By Elina Shatkin, December 8, 2004
For several years, filmmakers and the industry they support have been hyping a new era of moviemaking heralded by the advent of digital video cameras and high-end desktop editing systems. Providing more people with a means of production, however, is not the primary benefit of this technology; according to its advocates, the technology itself will foster a more direct, personal approach to filmmaking. It's a lofty ideal that few movies have attained, but a recent film, Tarnation, may expand the boundaries of both mainstream documentary and narrative forms. Tarnation was shot, posted and delivered on a micro-budget of $218.32.

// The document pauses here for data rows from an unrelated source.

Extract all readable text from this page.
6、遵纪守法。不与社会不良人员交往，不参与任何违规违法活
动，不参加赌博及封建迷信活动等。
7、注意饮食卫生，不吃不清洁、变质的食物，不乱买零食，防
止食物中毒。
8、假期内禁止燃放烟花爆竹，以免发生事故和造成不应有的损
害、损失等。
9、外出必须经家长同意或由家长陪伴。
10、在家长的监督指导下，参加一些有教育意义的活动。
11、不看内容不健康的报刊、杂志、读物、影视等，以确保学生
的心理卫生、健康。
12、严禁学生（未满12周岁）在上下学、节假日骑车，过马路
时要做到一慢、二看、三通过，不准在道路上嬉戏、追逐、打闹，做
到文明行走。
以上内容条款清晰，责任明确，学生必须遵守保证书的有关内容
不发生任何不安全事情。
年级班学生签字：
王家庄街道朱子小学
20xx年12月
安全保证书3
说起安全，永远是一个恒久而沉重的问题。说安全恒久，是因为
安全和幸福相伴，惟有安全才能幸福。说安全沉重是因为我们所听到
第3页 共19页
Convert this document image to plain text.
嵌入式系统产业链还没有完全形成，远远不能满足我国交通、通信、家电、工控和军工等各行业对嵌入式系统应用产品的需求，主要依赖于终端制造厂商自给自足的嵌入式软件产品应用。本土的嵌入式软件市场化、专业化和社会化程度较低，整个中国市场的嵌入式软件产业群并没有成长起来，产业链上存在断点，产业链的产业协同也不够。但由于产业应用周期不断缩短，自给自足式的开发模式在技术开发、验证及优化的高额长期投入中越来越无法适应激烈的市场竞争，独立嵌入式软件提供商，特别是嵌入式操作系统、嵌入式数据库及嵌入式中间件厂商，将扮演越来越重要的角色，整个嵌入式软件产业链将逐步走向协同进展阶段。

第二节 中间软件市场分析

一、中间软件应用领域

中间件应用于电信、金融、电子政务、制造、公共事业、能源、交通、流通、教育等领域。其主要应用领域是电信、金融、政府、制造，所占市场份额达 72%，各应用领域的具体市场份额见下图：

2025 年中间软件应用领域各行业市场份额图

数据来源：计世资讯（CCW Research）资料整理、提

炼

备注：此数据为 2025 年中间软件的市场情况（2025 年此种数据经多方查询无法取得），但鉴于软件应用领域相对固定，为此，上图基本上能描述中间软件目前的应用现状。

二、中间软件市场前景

Directed by Jonathan Caouette, the film explores his life from the age of 11 onward and examines his complex and sometimes contentious relationship with his mentally ill mother. The film begins in 2003, when Caouette learns of his mother's lithium overdose, and traces the roots of their family's often painful history. In so doing, Caouette delivers one of the most meticulous and unvarnished portraits of mental illness ever screened.
Sequences of the film were culled from decades worth of photo albums, home movies, video journals, archived answering machine messages, Hollywood movie clips and pop music samples. Caouette had saved what turned out to be 160 hours of recorded materials spanning more than 20 years. He incorporated a wide range of formats (Super 8, Betamax, Hi-8, VHS and Mini DV) to create a torrent of images that interweave pop culture tidbits with deeply personal moments.
No fancy editing or visual effects technology for Caouette, who cut the film on iMovie, Apple's consumer editing application. Editing was an organic, stream-of-consciousness process for Caouette, who looked randomly through whatever material struck his fancy
. He would then find additional material from the same era as his selected material and edit the imagery into a cohesive segment, output the completed segment to tape, dump the footage from his borrowed Mac and begin work on a new segment. This process continued until Caouette had shaped Tarnation into a two-and-a-half-hour cut that premiered at New York's MIX Film Festival. (Later, with the support of executive producers John Cameron Mitchell and Gus Van Sant and co-editor Brian A. Kates, an 88-minute version of Tarnation screened at the 2004 Sundance Film Festival.)
The effects, which look fairly sophisticated for a low-budget film, were also created with iMovie. The film is a whirlwind pastiche of flash frames, zooms, picture-in-picture effects, colorization and filters that Caouette describes as an "expression of depersonalization disorder," which he was diagnosed with as a teenager. "I conceived the film as a new way of looking at documentary, as though it were imitating my thought process, giving the audience the experience of seeing what it was like to be inside my head."
Caouette acknowledges the editing program's limitations. "You don't want to take a project as ambitious as this and cut it on iMovie," he says. He plans to learn Final Cut Pro for his next project. Though he was mum on the details, he revealed that Tarnation will probably have a sequel, "though it'll really be more of an equal," says Caouette.
Regarding his limited resources, Caouette took a philosophical approach that is often expressed by low-budget filmmakers. "In some weird way it was a blessing in disguise. The limitations make you work harder."